In As Above So Below, Perdita Weeks stars as Scarlett, a scholar obsessed with finding Nicholas Flamel’s infamous philopsopher’s stone to continue the quest that drover her father mad. Roping an old flame George (Ben Feldman) into doing Aramaic translations for the lead she found, she, along with documentary filmmaker Benji (Edwin Hodge) employ the services of Papi (Francois Civil) and his group to navigate the catacombs of Paris, where there believe Flamel is buried along with the stone of immortality.
I’m really not a big fan of found footage cinema. The shaky cinematography makes me dizzy and it affects my appreciation for the movie itself. For As Above, So Below, I didn’t mind the documentary type cinema as much because the shots were tolerable and it didn’t affect my overall view of the film.

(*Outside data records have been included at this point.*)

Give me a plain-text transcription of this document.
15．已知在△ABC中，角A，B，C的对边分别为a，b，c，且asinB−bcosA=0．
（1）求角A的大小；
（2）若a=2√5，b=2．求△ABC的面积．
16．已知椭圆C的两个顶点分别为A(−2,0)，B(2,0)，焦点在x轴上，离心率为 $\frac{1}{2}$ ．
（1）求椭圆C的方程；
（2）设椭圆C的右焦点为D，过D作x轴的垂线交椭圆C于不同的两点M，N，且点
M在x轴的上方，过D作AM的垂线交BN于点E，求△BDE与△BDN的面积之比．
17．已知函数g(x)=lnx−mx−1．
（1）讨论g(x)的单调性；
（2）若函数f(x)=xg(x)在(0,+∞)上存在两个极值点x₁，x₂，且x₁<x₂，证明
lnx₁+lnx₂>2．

While AASB may seem like another knockoff of the descent and certainly wasn’t the first movie to use the Paris catacombs as a setting for a horror movie, I must credit the writer director John Erick Dowdee for at least stepping up the story by not using the “drunk teenagers looking for a thrill” formula. At least, the story was now a bit more legitimate because the characters were looking for something much more substantial than kicks. The characters who were cast for the film also pulled their weight and delivered solid performances although it was really hard for me to relate, or even empathize with the character of Scarlett.
From the very beginning, Scarlett’s single mindedness, which may seem admirable for some, struck me as selfish and brash. She didn’t improve as the film progressed, as it grew more obvious that she didn’t care for anything except for being proven right. She manipulated George and got him in a lot of trouble, left him when things got tough, and expected him to be at her beck and call, forcing him into going underground even when she very well knew why he didn’t want to go. If she was my friend or old flame, rest assured that I would have let her rot before I helped her with anything. George was too nice (and too gullible).

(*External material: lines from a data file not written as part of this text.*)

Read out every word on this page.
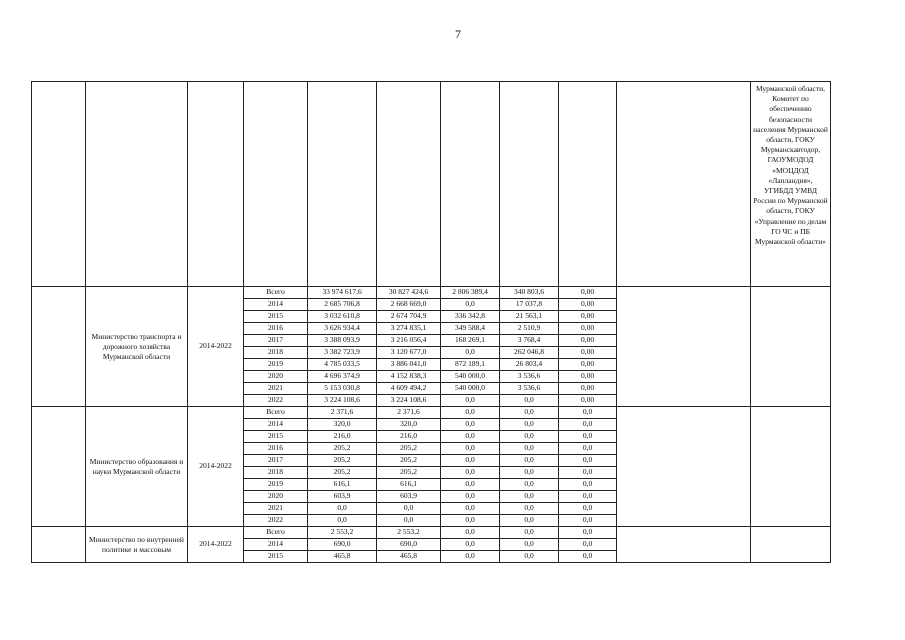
7
										Мурманской области, Комитет по обеспечению безопасности населения Мурманской области, ГОКУ Мурманскавтодор, ГАОУМОДОД «МОЦДОД «Лапландия», УГИБДД УМВД России по Мурманской области, ГОКУ «Управление по делам ГО ЧС и ПБ Мурманской области»
	Министерство транспорта и дорожного хозяйства Мурманской области	2014-2022	Всего	33 974 617,6	30 827 424,6	2 806 389,4	340 803,6	0,00		
			2014	2 685 706,8	2 668 669,0	0,0	17 037,8	0,00		
			2015	3 032 610,8	2 674 704,9	336 342,8	21 563,1	0,00		
			2016	3 626 934,4	3 274 835,1	349 588,4	2 510,9	0,00		
			2017	3 388 093,9	3 216 056,4	168 269,1	3 768,4	0,00		
			2018	3 382 723,9	3 120 677,0	0,0	262 046,8	0,00		
			2019	4 785 033,5	3 886 041,0	872 189,1	26 803,4	0,00		
			2020	4 696 374,9	4 152 838,3	540 000,0	3 536,6	0,00		
			2021	5 153 030,8	4 609 494,2	540 000,0	3 536,6	0,00		
			2022	3 224 108,6	3 224 108,6	0,0	0,0	0,00		
	Министерство образования и науки Мурманской области	2014-2022	Всего	2 371,6	2 371,6	0,0	0,0	0,0		
			2014	320,0	320,0	0,0	0,0	0,0		
			2015	216,0	216,0	0,0	0,0	0,0		
			2016	205,2	205,2	0,0	0,0	0,0		
			2017	205,2	205,2	0,0	0,0	0,0		
			2018	205,2	205,2	0,0	0,0	0,0		
			2019	616,1	616,1	0,0	0,0	0,0		
			2020	603,9	603,9	0,0	0,0	0,0		
			2021	0,0	0,0	0,0	0,0	0,0		
			2022	0,0	0,0	0,0	0,0	0,0		
	Министерство по внутренней политике и массовым	2014-2022	Всего	2 553,2	2 553,2	0,0	0,0	0,0		
			2014	690,0	690,0	0,0	0,0	0,0		
			2015	465,8	465,8	0,0	0,0	0,0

I liked that parts of the film were actually shot in the real Paris catacombs. It gave the film a really claustrophobic feel that enhanced the suspense factor. The story was also great because it had an air of mystery about it that compelled audiences to think about the clues and figure out for themselves what was the catch in finding Flamel’s stone.

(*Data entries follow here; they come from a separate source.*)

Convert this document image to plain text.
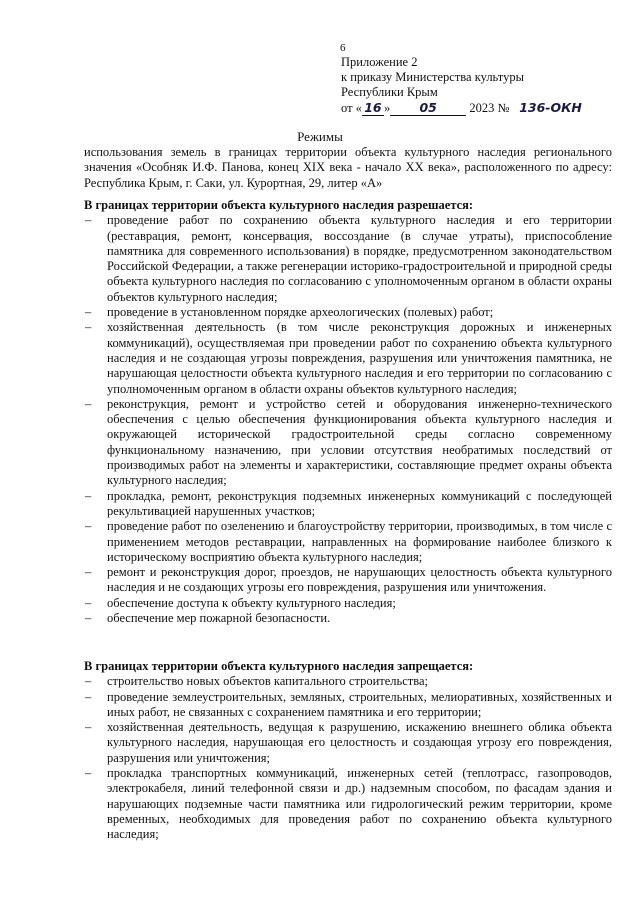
6
Приложение 2
к приказу Министерства культуры
Республики Крым
от « 16 » 05	2023 № 136-ОКН
Режимы
использования земель в границах территории объекта культурного наследия регионального значения «Особняк И.Ф. Панова, конец XIX века - начало XX века», расположенного по адресу: Республика Крым, г. Саки, ул. Курортная, 29, литер «А»
В границах территории объекта культурного наследия разрешается:
– проведение работ по сохранению объекта культурного наследия и его территории (реставрация, ремонт, консервация, воссоздание (в случае утраты), приспособление памятника для современного использования) в порядке, предусмотренном законодательством Российской Федерации, а также регенерации историко-градостроительной и природной среды объекта культурного наследия по согласованию с уполномоченным органом в области охраны объектов культурного наследия;
– проведение в установленном порядке археологических (полевых) работ;
– хозяйственная деятельность (в том числе реконструкция дорожных и инженерных коммуникаций), осуществляемая при проведении работ по сохранению объекта культурного наследия и не создающая угрозы повреждения, разрушения или уничтожения памятника, не нарушающая целостности объекта культурного наследия и его территории по согласованию с уполномоченным органом в области охраны объектов культурного наследия;
– реконструкция, ремонт и устройство сетей и оборудования инженерно-технического обеспечения с целью обеспечения функционирования объекта культурного наследия и окружающей исторической градостроительной среды согласно современному функциональному назначению, при условии отсутствия необратимых последствий от производимых работ на элементы и характеристики, составляющие предмет охраны объекта культурного наследия;
– прокладка, ремонт, реконструкция подземных инженерных коммуникаций с последующей рекультивацией нарушенных участков;
– проведение работ по озеленению и благоустройству территории, производимых, в том числе с применением методов реставрации, направленных на формирование наиболее близкого к историческому восприятию объекта культурного наследия;
– ремонт и реконструкция дорог, проездов, не нарушающих целостность объекта культурного наследия и не создающих угрозы его повреждения, разрушения или уничтожения.
– обеспечение доступа к объекту культурного наследия;
– обеспечение мер пожарной безопасности.
В границах территории объекта культурного наследия запрещается:
– строительство новых объектов капитального строительства;
– проведение землеустроительных, земляных, строительных, мелиоративных, хозяйственных и иных работ, не связанных с сохранением памятника и его территории;
– хозяйственная деятельность, ведущая к разрушению, искажению внешнего облика объекта культурного наследия, нарушающая его целостность и создающая угрозу его повреждения, разрушения или уничтожения;
– прокладка транспортных коммуникаций, инженерных сетей (теплотрасс, газопроводов, электрокабеля, линий телефонной связи и др.) надземным способом, по фасадам здания и нарушающих подземные части памятника или гидрологический режим территории, кроме временных, необходимых для проведения работ по сохранению объекта культурного наследия;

On the downside, the film was a bit slow for a horror. It wasn’t boring but the real action and bloodshed only started an hour and a half into the movie, and this time in between was used to confuse the audience with the odd events beneath the Parisian streets. To its credit, once the supernatural aspect was revealed, it tried to make up for lost time by making the pacing go faster. I’m still on the fence about the resolution though.
All in all, As Above, So Below was not as shocking, creepy or scary as its predecessors in the genre, although it held its own as a shaky cam experience. It had an interesting premise though that landed it slightly higher than the mediocre horror feature. Besides, it always interesting to listen to Frenchmen blowing a gasket or using American swear words.